J’ai été surpris de découvrir
que certain voit naître le roman policier dans l’Œdipe roi de Sophocle alors que, plus couramment, on désigne comme
point de départ le Zadig de Voltaire,
en 1748, une base de qualité.[1] De même dans les tous
premiers ouvrages que l’on puisse classer « roman noir » le Frankenstein de Mary Shelley (1818). Une
autre contestation verrait en précurseur du genre l’écrivain britannique Thomas
de Quincey qui, à partir de 1827, présenta une œuvre, en quatre parties,
s’intitulant de l’assassinat
considéré comme un des beaux-arts. Le point final de cette série était
déposé en 1854.
Mais, en avril 1841, était apparu
l’homme qui allait mettre en place l’assise du genre. L’Américain Edgar Poe
publiait alors Double assassinat
dans la rue Morgue que devait traduire, pour la France, Charles
Baudelaire. En fait, le roman policier semble naître avec la Révolution
industrielle et l’extension de la pauvreté urbaine. La bourgeoisie avait peur
de cette « classe laborieuse » qui lui apparaissait comme
« classe dangereuse ». Cette peur vous pouvez la retrouver à la
lecture des Mystères de Paris
d’Eugène Sue. C’est aussi la période des Mémoires
de Vidocq (1848), l’ancien forçat devenu chef de la police qui inspirera le
Corentin d’Honoré de Balzac, le Javert de Victor Hugo et le Salvador de Dumas.

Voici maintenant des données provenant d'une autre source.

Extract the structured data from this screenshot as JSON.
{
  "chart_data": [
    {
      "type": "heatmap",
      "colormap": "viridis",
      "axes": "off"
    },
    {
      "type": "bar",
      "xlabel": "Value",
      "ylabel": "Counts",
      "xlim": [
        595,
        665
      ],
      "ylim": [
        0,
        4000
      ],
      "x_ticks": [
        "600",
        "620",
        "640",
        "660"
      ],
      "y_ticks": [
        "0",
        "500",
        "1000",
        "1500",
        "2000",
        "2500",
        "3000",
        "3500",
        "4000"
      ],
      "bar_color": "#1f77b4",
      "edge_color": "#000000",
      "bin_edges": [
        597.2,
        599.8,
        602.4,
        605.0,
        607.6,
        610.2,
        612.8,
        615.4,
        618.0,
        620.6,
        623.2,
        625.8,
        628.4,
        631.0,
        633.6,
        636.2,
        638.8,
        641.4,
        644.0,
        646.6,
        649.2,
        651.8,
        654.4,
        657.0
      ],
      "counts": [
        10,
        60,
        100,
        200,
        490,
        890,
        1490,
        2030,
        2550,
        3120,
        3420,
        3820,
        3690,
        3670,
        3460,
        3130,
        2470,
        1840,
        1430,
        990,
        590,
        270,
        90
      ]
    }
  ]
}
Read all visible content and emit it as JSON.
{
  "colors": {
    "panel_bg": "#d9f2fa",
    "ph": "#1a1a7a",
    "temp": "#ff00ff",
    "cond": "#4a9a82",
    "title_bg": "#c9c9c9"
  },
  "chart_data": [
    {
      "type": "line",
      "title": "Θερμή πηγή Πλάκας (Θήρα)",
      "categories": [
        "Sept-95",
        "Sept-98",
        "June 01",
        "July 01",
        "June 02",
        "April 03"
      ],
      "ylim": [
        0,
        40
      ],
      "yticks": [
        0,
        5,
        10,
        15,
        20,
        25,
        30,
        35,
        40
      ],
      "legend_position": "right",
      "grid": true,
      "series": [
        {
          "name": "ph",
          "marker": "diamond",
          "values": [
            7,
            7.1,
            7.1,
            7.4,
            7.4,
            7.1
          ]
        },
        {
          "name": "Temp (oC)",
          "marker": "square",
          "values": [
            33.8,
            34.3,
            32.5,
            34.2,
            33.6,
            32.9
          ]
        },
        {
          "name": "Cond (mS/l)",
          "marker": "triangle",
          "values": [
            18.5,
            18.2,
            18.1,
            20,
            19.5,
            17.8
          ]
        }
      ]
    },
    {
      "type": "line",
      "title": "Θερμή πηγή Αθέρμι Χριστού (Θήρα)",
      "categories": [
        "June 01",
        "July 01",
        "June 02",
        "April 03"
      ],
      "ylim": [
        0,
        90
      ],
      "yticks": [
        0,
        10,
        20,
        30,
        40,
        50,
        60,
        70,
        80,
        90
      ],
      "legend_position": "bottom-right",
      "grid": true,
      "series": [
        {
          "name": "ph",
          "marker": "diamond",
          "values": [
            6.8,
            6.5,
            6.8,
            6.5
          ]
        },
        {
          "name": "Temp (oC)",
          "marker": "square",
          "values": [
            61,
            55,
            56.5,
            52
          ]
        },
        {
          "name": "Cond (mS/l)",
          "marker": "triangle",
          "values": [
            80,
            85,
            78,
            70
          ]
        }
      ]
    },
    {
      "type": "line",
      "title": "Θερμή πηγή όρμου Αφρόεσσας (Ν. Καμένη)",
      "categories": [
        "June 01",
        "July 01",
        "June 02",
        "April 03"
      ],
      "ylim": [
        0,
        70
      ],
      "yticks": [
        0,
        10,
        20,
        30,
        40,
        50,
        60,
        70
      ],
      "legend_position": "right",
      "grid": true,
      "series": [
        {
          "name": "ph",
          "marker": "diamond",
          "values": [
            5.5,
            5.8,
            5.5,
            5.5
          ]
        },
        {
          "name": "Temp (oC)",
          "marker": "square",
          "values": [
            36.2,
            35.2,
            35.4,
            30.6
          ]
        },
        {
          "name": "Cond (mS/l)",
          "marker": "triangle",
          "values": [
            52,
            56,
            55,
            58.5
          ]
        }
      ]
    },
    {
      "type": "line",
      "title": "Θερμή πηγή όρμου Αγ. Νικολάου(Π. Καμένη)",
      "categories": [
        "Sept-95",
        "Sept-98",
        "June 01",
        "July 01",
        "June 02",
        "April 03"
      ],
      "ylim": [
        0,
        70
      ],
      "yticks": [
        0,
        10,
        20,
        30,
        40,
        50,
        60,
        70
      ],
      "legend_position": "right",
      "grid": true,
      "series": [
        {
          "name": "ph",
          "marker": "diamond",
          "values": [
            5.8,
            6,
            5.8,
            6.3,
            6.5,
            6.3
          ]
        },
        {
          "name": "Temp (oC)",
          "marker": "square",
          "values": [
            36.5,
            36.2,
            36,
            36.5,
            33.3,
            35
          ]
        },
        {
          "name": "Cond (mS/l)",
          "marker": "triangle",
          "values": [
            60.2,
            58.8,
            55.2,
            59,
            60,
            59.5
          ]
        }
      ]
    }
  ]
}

Nous avions là les remparts de la propriété, des policiers qui utilisaient déjà
l’intelligence avant la force. Et puis, le développement de la presse
provoquait l’apparition des romans feuilletons friands de faits divers et
obtenant un franc succès auprès des lecteurs. Cela s’opérait d’abord par les
journaux qui assuraient, en permanence, la « suite au prochain
numéro ». Il était, en effet, plus facile, et moins onéreux, d’accéder de
cette manière à ce privilège que tous ne pouvait pas connaître : la
lecture. Le succès de cette diffusion est évident. Les journaux les plus lus
sous la « monarchie de juillet » comptent entre 20.000 et 30.000
abonnés. Ils passeront à plus de quatre millions d’exemplaires en 1914.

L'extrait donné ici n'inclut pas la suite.